2026 West Bengal Legislative Assembly election: Panihati
| Party |  | Candidate | Votes | % | ±% |
|---|---|---|---|---|---|
|  | BJP | Ratna Debnath | 87,977 | 50.28 | +15.11 |
|  | AITC | Tirthankar Ghosh | 59,141 | 33.8 | −15.81 |
|  | CPI(M) | Kalatan Dasgupta | 24,032 | 13.73 |  |
|  | NOTA | None of the above | 1,045 | 0.6 | −0.74 |
| Majority |  |  | 28,836 | 16.48 | +2.04 |
| Turnout |  |  | 174,984 | 92.16 | +16.6 |
|  | BJP gain from AITC |  | Swing | +15.11 |  |

=== 2021 ===

2021 West Bengal Legislative Assembly election: Panihati
| Party |  | Candidate | Votes | % | ±% |
|---|---|---|---|---|---|
|  | AITC | Nirmal Ghosh | 86,495 | 49.61 |  |
|  | BJP | Sanmoy Banerjee | 61,318 | 35.17 | +33.17 |
|  | INC | Tapas Majumdar | 21,169 | 12.14 |  |
|  | NOTA | None of the above | 2,334 | 1.34 |  |
| Majority |  |  | 25,177 | 14.44 |  |
| Turnout |  |  | 174,356 | 75.56 |  |
|  | AITC hold |  | Swing |  |  |

=== 2011 ===
In the 2011 election, Nirmal Ghosh of Trinamool Congress defeated his nearest rival Ahibhusan Chakraborty of CPI(M).
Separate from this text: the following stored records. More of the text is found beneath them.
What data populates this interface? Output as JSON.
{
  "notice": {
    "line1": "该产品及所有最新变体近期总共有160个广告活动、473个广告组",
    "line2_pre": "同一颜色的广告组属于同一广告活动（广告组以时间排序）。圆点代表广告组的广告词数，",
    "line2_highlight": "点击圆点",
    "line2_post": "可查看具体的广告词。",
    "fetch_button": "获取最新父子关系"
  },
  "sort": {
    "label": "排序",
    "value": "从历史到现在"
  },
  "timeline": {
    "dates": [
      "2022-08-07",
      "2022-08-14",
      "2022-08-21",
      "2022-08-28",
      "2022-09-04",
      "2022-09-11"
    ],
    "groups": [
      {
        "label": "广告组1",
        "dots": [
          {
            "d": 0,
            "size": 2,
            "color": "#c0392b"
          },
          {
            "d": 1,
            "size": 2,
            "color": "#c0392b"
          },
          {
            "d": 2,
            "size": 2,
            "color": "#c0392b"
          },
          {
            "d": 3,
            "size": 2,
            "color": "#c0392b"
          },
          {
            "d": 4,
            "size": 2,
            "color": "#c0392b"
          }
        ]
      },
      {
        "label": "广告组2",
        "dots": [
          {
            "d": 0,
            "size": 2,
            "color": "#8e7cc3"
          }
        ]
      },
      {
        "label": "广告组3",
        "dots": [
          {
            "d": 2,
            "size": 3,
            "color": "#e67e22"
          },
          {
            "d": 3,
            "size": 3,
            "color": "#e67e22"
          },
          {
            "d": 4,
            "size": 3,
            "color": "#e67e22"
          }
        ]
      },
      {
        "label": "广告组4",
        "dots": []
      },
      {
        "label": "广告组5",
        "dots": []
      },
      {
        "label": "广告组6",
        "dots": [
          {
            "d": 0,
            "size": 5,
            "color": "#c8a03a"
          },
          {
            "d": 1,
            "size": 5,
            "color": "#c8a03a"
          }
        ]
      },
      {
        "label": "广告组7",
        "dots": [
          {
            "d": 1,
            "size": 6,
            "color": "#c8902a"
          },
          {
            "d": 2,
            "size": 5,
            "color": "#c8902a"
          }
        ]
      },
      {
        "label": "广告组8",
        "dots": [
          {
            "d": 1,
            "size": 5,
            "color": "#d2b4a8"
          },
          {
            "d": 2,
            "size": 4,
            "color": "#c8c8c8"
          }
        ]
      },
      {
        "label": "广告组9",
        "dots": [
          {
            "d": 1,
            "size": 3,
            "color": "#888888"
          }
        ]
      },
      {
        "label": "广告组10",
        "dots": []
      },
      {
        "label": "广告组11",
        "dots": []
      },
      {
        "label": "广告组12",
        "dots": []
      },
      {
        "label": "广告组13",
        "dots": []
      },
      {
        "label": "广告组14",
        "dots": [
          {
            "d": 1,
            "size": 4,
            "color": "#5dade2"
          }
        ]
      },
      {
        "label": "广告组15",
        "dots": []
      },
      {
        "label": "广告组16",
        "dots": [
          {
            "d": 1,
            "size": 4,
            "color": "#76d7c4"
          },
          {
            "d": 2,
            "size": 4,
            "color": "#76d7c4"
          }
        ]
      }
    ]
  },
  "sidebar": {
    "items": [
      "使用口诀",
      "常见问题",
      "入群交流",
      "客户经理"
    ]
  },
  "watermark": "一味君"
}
West Bengal assembly elections, 2011: Panihati constituency
| Party |  | Candidate | Votes | % | ±% |
|---|---|---|---|---|---|
|  | AITC | Nirmal Ghosh | 88,334 | 58.34 | +6.38# |
|  | CPI(M) | Ahibhusan Chakraborty | 56,902 | 37.58 | −10.47 |
|  | BJP | Kishor Kumar Shaw | 3,759 | 2.48 |  |
|  | Independent | Pranab Kumar Bhattacharya | 1,290 |  |  |
|  | BSP | Bhaskar Roy | 1,134 |  |  |
| Majority |  |  | 31,432 | 20.76 |  |
| Turnout |  |  | 151,419 | 81.45 |  |
|  | AITC gain from CPI(M) |  | Swing | 16.85# |  |

.# Swing calculated on Congress+Trinamool Congress vote percentages taken together in 2006.

=== 2006 ===
In the 2006 state assembly elections, Gopal Krishna Bhattacharya of CPI(M) won the Panihati assembly seat, defeating his nearest rival Nirmal Ghosh of Trinamool Congress. Contests in most years were multi cornered but only winners and runners are being mentioned. Nirmal Ghosh representing Trinamool Congress in 2001 defeated Kamal Sengupta Basu of CPI(M), and representing Congress in 1996 defeated Tania Chakraborty of CPI(M). Tania Chakraborty of CPI(M) defeated Nirmal Ghosh of Congress in 1991. Gopal Krishna Bhattacharya of CPI(M) defeated Tapan Chattopadhyay of Congress in 1987 and 1982, and Sanmatha Nath Ghosh of Janata Party in 1977.

=== 1972 ===
Tapan Chatterjee of Congress won in 1972. Gopal Krishna Bhattacharjee of CPI(M) won in 1971, 1969 and 1967. Prior to that the Panihati seat was not there.